Ces corticoïdes sont des anti-inflammatoires stéroïdiens appartenant à la famille des corticoïdes de synthèse. Ils sont utilisés dans le traitement de nombreuses affections comportant une composante inflammatoire ou allergique (sclérose en plaques, rhumatisme articulaire, mais aussi crises d'asthme, sinusite, otite...). Ils sont aussi utilisés dans le traitement de certains cancers et pour prévenir le rejet des greffes d'organes, car ils diminuent les réactions immunitaires.
Pourquoi cette difficulté d'approvisionnement ?
Ce problème d’approvisionnement est dû à des retards de production, selon les laboratoires qui fabriquent les médicaments. Mais le professeur Francis Berenbaum, rhumatologue à l’hôpital Saint-Antoine, lui, soupçonne des problèmes de rentabilité, qui pousseraient les laboratoires à retirer du marché leurs médicaments : "Le prix du médicament étant tellement bas, la rentabilité pour les laboratoire pharmaceutique n'est peut-être pas tellement élevée. Du coup, certains laboratoires retirent du marché les médicaments", explique-t-il à France 3.
Le problème est-il reconnu par les autorités ?
Oui. Dès le 9 mai, l’ANSM avait mis en garde les professionnels de santé face aux fortes tensions d’approvisionnement de ces deux médicaments. Tout en tentant de trouver des solutions, elle avait recommandé aux médecins de limiter l'utilisation de ces médicaments aux situations où elles sont "médicalement indispensables et sans alternatives".
Ce qui n'a pas suffi à calmer les inquiétudes des médecins, qui jugent la situation aberrante alors que la cortisone fait partie des traitements de base. Le 23 mai, rapporte Le Parisien, le professeur Francis Berenbaum, chef du service de rhumatologie de l’hôpital Saint-Antoine à Paris, a mis en ligne une pétition adressée à la ministre de la Santé, Agnès Buzyn. Il demande à la ministre de "redonner de la cortisone avant que des centaines de milliers de patients en souffrent" et évoque "la non-assistance à personnes en danger". France 2 s'est également fait l'écho, dans ce reportage, de l'anxiété de patients.

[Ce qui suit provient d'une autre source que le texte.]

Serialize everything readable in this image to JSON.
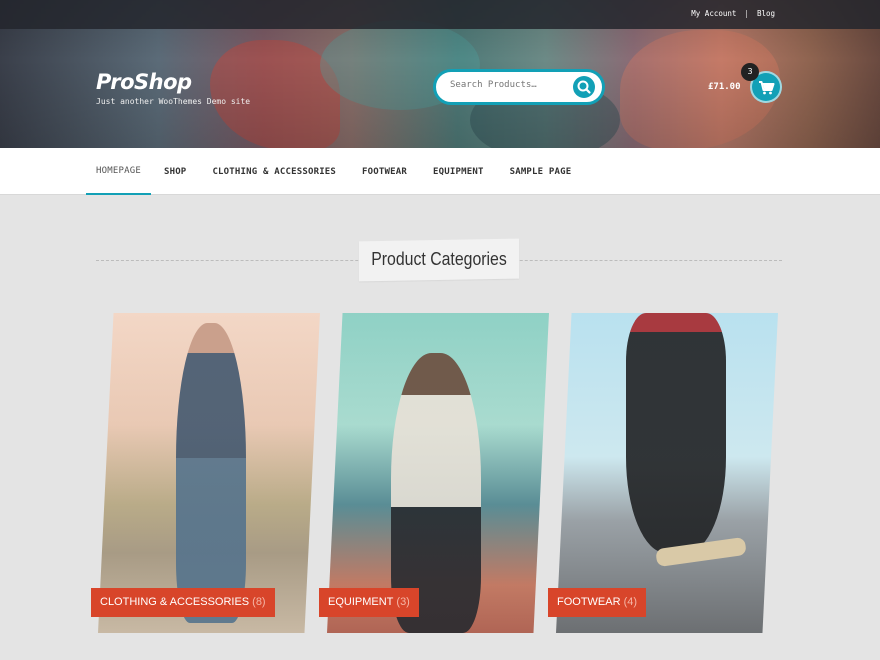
{
  "top_links": [
    "My Account",
    "Blog"
  ],
  "site": {
    "title": "ProShop",
    "tagline": "Just another WooThemes Demo site"
  },
  "search": {
    "placeholder": "Search Products…"
  },
  "cart": {
    "total": "£71.00",
    "count": "3"
  },
  "nav": [
    "HOMEPAGE",
    "SHOP",
    "CLOTHING & ACCESSORIES",
    "FOOTWEAR",
    "EQUIPMENT",
    "SAMPLE PAGE"
  ],
  "section_title": "Product Categories",
  "categories": [
    {
      "name": "CLOTHING & ACCESSORIES",
      "count": "(8)"
    },
    {
      "name": "EQUIPMENT",
      "count": "(3)"
    },
    {
      "name": "FOOTWEAR",
      "count": "(4)"
    }
  ],
  "colors": {
    "accent": "#12a0b6",
    "badge": "#d8452a"
  }
}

Quelle solution est envisagée ?
"Dans le cadre des tensions d'approvisionnements constatées ces dernières semaines", l'Agence nationale de sécurité du médicament (ANSM) avait réuni les industriels le 9 mai "pour trouver des solutions". Ces derniers "se sont engagés à procéder, dans les meilleurs délais, à des importations de spécialités équivalentes" en provenance d'autres Etats européens "afin d'éviter toute rupture de stock et prévenir d'éventuelles nouvelles tensions d'approvisionnement", explique l'agence sanitaire.

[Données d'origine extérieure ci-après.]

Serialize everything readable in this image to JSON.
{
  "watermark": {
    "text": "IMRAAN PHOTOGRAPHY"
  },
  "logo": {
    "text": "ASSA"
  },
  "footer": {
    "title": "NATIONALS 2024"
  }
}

"Le détail des importations sera connu prochainement (type de médicaments, quantités, dosages)", a précisé l'ANSM le 23 mai. Enfin, un tableau de la disponibilité des différents médicaments, consultable sur le site de l'ANSM, doit être régulièrement mis à jour.
Quelle est la gravité de ces "tensions" ?

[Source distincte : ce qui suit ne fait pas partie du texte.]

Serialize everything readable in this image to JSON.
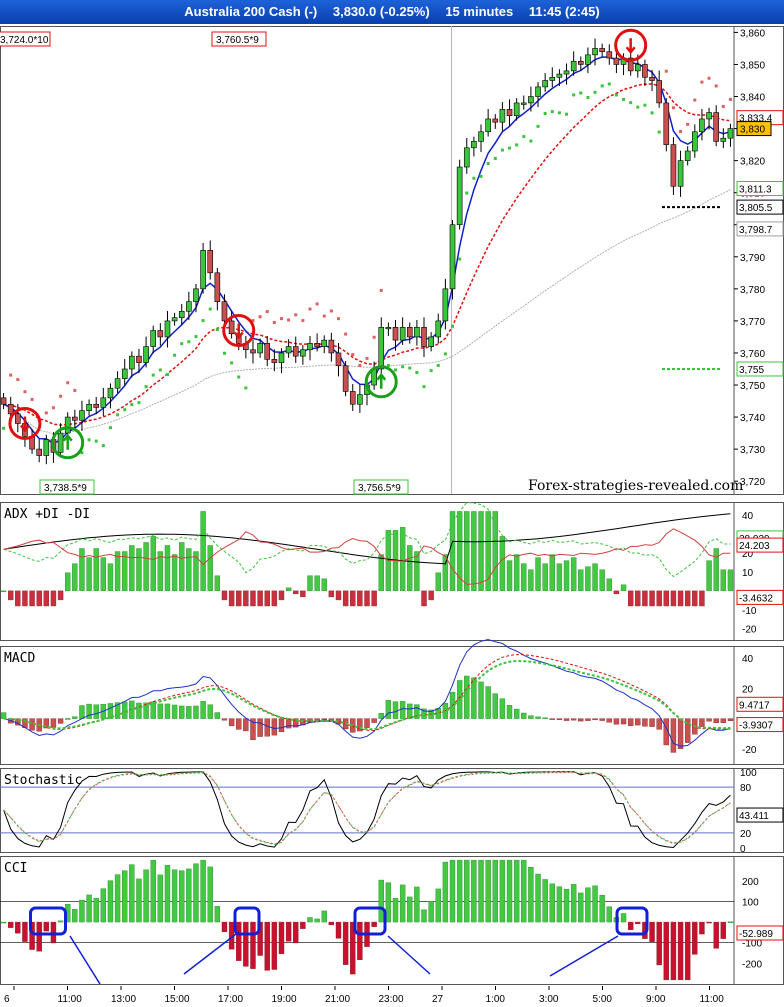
{
  "window": {
    "symbol": "Australia 200 Cash (-)",
    "price": "3,830.0 (-0.25%)",
    "timeframe": "15 minutes",
    "time": "11:45 (2:45)"
  },
  "watermark": "Forex-strategies-revealed.com",
  "colors": {
    "bull": "#3cc43c",
    "bear": "#c85050",
    "ema_fast": "#1020c8",
    "ema_slow": "#e01010",
    "sar_bull": "#3cc43c",
    "sar_bear": "#e06060",
    "sma_long": "#b0b0b0",
    "circle_sell": "#e01010",
    "circle_buy": "#18a018",
    "cci_highlight": "#1020d8"
  },
  "chart_data": [
    {
      "name": "price",
      "type": "candlestick",
      "y_axis_ticks": [
        "3,860",
        "3,850",
        "3,840",
        "3,830",
        "3,820",
        "3,810",
        "3,800",
        "3,790",
        "3,780",
        "3,770",
        "3,760",
        "3,750",
        "3,740",
        "3,730",
        "3,720"
      ],
      "ylim": [
        3716,
        3862
      ],
      "x_axis_ticks": [
        "6",
        "11:00",
        "13:00",
        "15:00",
        "17:00",
        "19:00",
        "21:00",
        "23:00",
        "27",
        "1:00",
        "3:00",
        "5:00",
        "9:00",
        "11:00"
      ],
      "candle_close": [
        3744,
        3741,
        3738,
        3734,
        3730,
        3728,
        3733,
        3729,
        3735,
        3740,
        3739,
        3742,
        3744,
        3743,
        3746,
        3749,
        3752,
        3755,
        3759,
        3757,
        3762,
        3767,
        3765,
        3770,
        3771,
        3773,
        3776,
        3780,
        3792,
        3785,
        3776,
        3770,
        3766,
        3763,
        3761,
        3760,
        3763,
        3758,
        3757,
        3760,
        3762,
        3759,
        3761,
        3763,
        3762,
        3764,
        3760,
        3756,
        3748,
        3744,
        3747,
        3750,
        3755,
        3768,
        3768,
        3764,
        3768,
        3765,
        3768,
        3762,
        3765,
        3770,
        3780,
        3800,
        3818,
        3824,
        3826,
        3829,
        3833,
        3832,
        3836,
        3834,
        3838,
        3838,
        3840,
        3843,
        3845,
        3846,
        3847,
        3848,
        3851,
        3850,
        3853,
        3855,
        3854,
        3852,
        3850,
        3852,
        3848,
        3850,
        3846,
        3845,
        3838,
        3825,
        3812,
        3820,
        3823,
        3829,
        3833,
        3835,
        3826,
        3827,
        3830
      ],
      "last_price": "3,830",
      "price_labels": [
        {
          "text": "3,811.3",
          "value": 3811.3,
          "color": "#3cc43c"
        },
        {
          "text": "3,805.5",
          "value": 3805.5,
          "color": "#000000"
        },
        {
          "text": "3,798.7",
          "value": 3798.7,
          "color": "#a0a0a0"
        },
        {
          "text": "3,755",
          "value": 3755,
          "color": "#3cc43c"
        },
        {
          "text": "3,833.4",
          "value": 3833.4,
          "color": "#e01010"
        }
      ],
      "annotations": [
        "3,724.0*10",
        "3,760.5*9",
        "3,738.5*9",
        "3,756.5*9"
      ],
      "signals": [
        {
          "type": "sell",
          "bar": 3,
          "price": 3738
        },
        {
          "type": "buy",
          "bar": 9,
          "price": 3732
        },
        {
          "type": "sell",
          "bar": 33,
          "price": 3767
        },
        {
          "type": "buy",
          "bar": 53,
          "price": 3751
        },
        {
          "type": "sell",
          "bar": 88,
          "price": 3856
        }
      ]
    },
    {
      "name": "adx",
      "type": "bar+line",
      "title": "ADX  +DI  -DI",
      "y_axis_ticks": [
        "40",
        "20",
        "10",
        "-10",
        "-20"
      ],
      "values_labels": [
        "28.039",
        "24.203",
        "-3.4632"
      ]
    },
    {
      "name": "macd",
      "type": "bar+line",
      "title": "MACD",
      "y_axis_ticks": [
        "40",
        "20",
        "-20"
      ],
      "values_labels": [
        "9.4717",
        "-3.9307"
      ]
    },
    {
      "name": "stochastic",
      "type": "line",
      "title": "Stochastic",
      "y_axis_ticks": [
        "100",
        "80",
        "20",
        "0"
      ],
      "values_labels": [
        "43.411"
      ]
    },
    {
      "name": "cci",
      "type": "bar",
      "title": "CCI",
      "y_axis_ticks": [
        "200",
        "100",
        "-100",
        "-200"
      ],
      "values_labels": [
        "-52.989"
      ]
    }
  ]
}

L'ANSM, de son côté, estime que la crise est limitée. "On n'est pas dans une situation de pénurie", assure à l'AFP sa directrice générale adjointe, Christelle Ratignier-Carbonneil. Avant d'ajouter : "Les approvisionnements permettent de couvrir les besoins des patients au niveau national, [mais] il y a des tensions au niveau local, au niveau des pharmacies hospitalières ou de ville."
La situation devrait revenir à la normale d'ici la fin du mois de juin, selon l'ANSM. Vue des officines, la situation semble en effet s’améliorer, affirme AlloDocteurs tout en précisant que "les livraisons reprennent, mais pas de façon très lisible et rationnelle". "J’exerce à Nevers, et j’ai reçu ce matin de la prednisolone, indique Alain Delgutte, président du Conseil central de l’Ordre national des pharmaciens à ce site médical. Mais un de mes confrères, à Bordeaux, m’a dit ce matin qu’il n’en avait pas, et qu’il avait de la prednisone." Et il poursuit : "La disponibilité est meilleure. Mais il y a toujours des tensions. On peut recevoir plusieurs boîtes et puis plus rien. On se téléphone entre confrères pour savoir qui a quoi. C’est le 'système D'. Et surtout nous n’avons aucune visibilité sur l’avenir."